Je suis né le 23 mars 1982 à Badjouck dans le département du Nyong-et-Kellé (Centre du Cameroun). J’ai perdu la vue à l’âge de 3 ans dans un accident de la circulation. J’ai  commencé l’école à 8 ans. J’ai début  par le Bulu Blind Center de Buea (Sud-Ouest du Cameroun) où j’ai passé 7 ans. Là-bas j’étudiais en anglais. J’ai obtenu le diplôme de fin d’études primaires en 1997. Je suis ensuite allé effectuer une partie de mes études secondaires à Eseka (Centre du Cameroun). J’ai ensuite rallié Douala (ville côtière) où j’ai pris une inscription au lycée de Ndog Hem. C’est là-bas que j’ai fait les classes de  première et  Terminale Après avoir été reçu au baccalauréat, j’intègre l’université de Douala.

Vous n’avez pas effectué vos études secondaires et universitaires  dans des établissements spécialisés. Comment vous y preniez-vous ?

Il fallait d’abord utiliser tous les arguments pour convaincre les chefs d’établissements de ce que j’étais  capable de suivre les cours. Cela n’a pas été  facile. Quand il a fallu que je m’inscrive en 6ème, je suis allé voir le responsable de l’établissement que j’avais sollicité. Il était stupéfait. Il m’a même demandé  qui allait me conduire à l’école. Pendant les cours, je prenais les notes en braille au même moment que mes autres camarades. Je lisais ensuite mes cours à la maison pour préparer les éventuelles interrogations. Pendant les devoirs surveillés, j’utilisais la machine à écrire mécanique, le genre que les secrétaires dactylographes utilisaient auparavant. J’installais ma feuille blanche de format A4, j’y joignais un ruban neuf et je tapais mon devoir. Puis je remettais ma copie pour correction comme tout le monde.  Au secondaire j’éprouvais des difficultés lors des cours de mathématiques. Avec la géométrie, je ne pouvais pas dessiner en Braille. Heureusement, j’étais dispensé de cet exercice-là. Mon évaluation se faisait sous la forme de questions. J’avais aussi des difficultés quand les professeurs écrivaient au tableau les noms des auteurs de certains textes ou lors des cours de langue comme l’allemand où tout était écrit au tableau. Je devais me rapprocher d’un camarade pour tout avoir. Si le  professeur  était compréhensif il nous faisait prendre des notes.   Idem à l’université. Je n’ai appris l’informatique qu’après voir obtenu la maîtrise.

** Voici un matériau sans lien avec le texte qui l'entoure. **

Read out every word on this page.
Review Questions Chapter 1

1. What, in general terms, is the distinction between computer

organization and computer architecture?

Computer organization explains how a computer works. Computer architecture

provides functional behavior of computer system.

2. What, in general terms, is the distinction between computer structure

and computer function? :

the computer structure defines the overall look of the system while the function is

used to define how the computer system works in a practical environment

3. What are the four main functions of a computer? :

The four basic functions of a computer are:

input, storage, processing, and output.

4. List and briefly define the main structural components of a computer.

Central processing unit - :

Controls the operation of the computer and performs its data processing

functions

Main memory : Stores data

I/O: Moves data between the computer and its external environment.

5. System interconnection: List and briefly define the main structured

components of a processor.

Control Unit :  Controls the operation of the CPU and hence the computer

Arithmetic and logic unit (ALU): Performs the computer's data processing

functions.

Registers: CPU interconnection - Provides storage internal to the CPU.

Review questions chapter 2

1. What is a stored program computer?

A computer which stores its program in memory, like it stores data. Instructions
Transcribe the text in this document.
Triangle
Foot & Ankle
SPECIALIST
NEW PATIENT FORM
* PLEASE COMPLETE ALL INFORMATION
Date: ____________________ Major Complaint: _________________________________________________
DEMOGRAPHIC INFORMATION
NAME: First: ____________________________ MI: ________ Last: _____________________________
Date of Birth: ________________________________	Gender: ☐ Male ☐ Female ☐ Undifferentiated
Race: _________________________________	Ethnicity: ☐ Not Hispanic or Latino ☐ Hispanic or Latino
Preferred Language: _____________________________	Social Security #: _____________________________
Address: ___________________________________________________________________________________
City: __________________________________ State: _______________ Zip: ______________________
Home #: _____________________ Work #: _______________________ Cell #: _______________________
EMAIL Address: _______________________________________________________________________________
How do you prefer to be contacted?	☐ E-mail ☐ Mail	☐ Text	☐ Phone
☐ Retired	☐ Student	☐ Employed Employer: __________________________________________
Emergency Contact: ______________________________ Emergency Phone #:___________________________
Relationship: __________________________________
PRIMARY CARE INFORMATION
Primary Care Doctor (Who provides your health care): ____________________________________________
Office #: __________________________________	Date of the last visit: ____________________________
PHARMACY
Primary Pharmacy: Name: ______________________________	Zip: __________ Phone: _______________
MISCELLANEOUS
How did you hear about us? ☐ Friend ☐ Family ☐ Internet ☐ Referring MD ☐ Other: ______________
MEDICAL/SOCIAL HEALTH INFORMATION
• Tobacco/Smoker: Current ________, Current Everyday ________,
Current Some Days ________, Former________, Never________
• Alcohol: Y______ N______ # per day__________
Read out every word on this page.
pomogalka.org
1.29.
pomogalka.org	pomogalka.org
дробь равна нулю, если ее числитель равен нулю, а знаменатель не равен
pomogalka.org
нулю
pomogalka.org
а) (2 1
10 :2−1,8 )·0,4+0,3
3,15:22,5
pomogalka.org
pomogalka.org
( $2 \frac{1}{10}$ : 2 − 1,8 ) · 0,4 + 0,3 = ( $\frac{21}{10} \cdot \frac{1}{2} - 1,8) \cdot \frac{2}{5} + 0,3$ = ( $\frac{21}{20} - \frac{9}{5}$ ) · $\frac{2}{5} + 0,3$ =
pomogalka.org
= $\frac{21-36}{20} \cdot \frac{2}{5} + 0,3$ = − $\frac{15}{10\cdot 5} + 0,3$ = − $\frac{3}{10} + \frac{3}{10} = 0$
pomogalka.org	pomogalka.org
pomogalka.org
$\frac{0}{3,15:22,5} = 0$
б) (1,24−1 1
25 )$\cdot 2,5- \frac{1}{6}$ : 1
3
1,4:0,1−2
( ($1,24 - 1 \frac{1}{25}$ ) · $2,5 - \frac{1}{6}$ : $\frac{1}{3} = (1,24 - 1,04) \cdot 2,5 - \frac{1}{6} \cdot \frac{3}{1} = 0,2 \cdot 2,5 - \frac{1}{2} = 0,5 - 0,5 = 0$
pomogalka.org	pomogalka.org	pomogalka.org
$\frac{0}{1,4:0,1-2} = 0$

Si l’on vous demandait de vous adresser à ceux qui comme vous ont perdu la vue, quel serait votre message à leur endroit ?

Je leur dirais que je ne voudrais pas qu’ils croient que  quand on est handicapé, on n’a plus sa place dans la société. Il faut relever le défi. Je vous dis déjà que ce n’est pas facile ! Nous avons  d’abord des difficultés au sein de nos familles qui ont du mal à nous accepter. Nous en avons aussi à l’école où certains doutent de nos capacités. C’est le handicapé qui doit montrer qu’il a la volonté. C’est en voyant sa détermination qu’on  va finir  par lui donner raison, lui donner la possibilité de s’exprimer. D’autre part, je dois rappeler que comme le disent les textes nous avons des droits qui régissent la personne handicapée.  Ils figurent dans les conventions internationales. Sur le terrain nos droits ne sont pas toujours respectés, mais nous pouvons amener l’Etat à le faire si nous en revendiquons l’application. Il faut d’abord montrer ce que l’on a soi même fait avant de solliciter l’aide de l’Etat.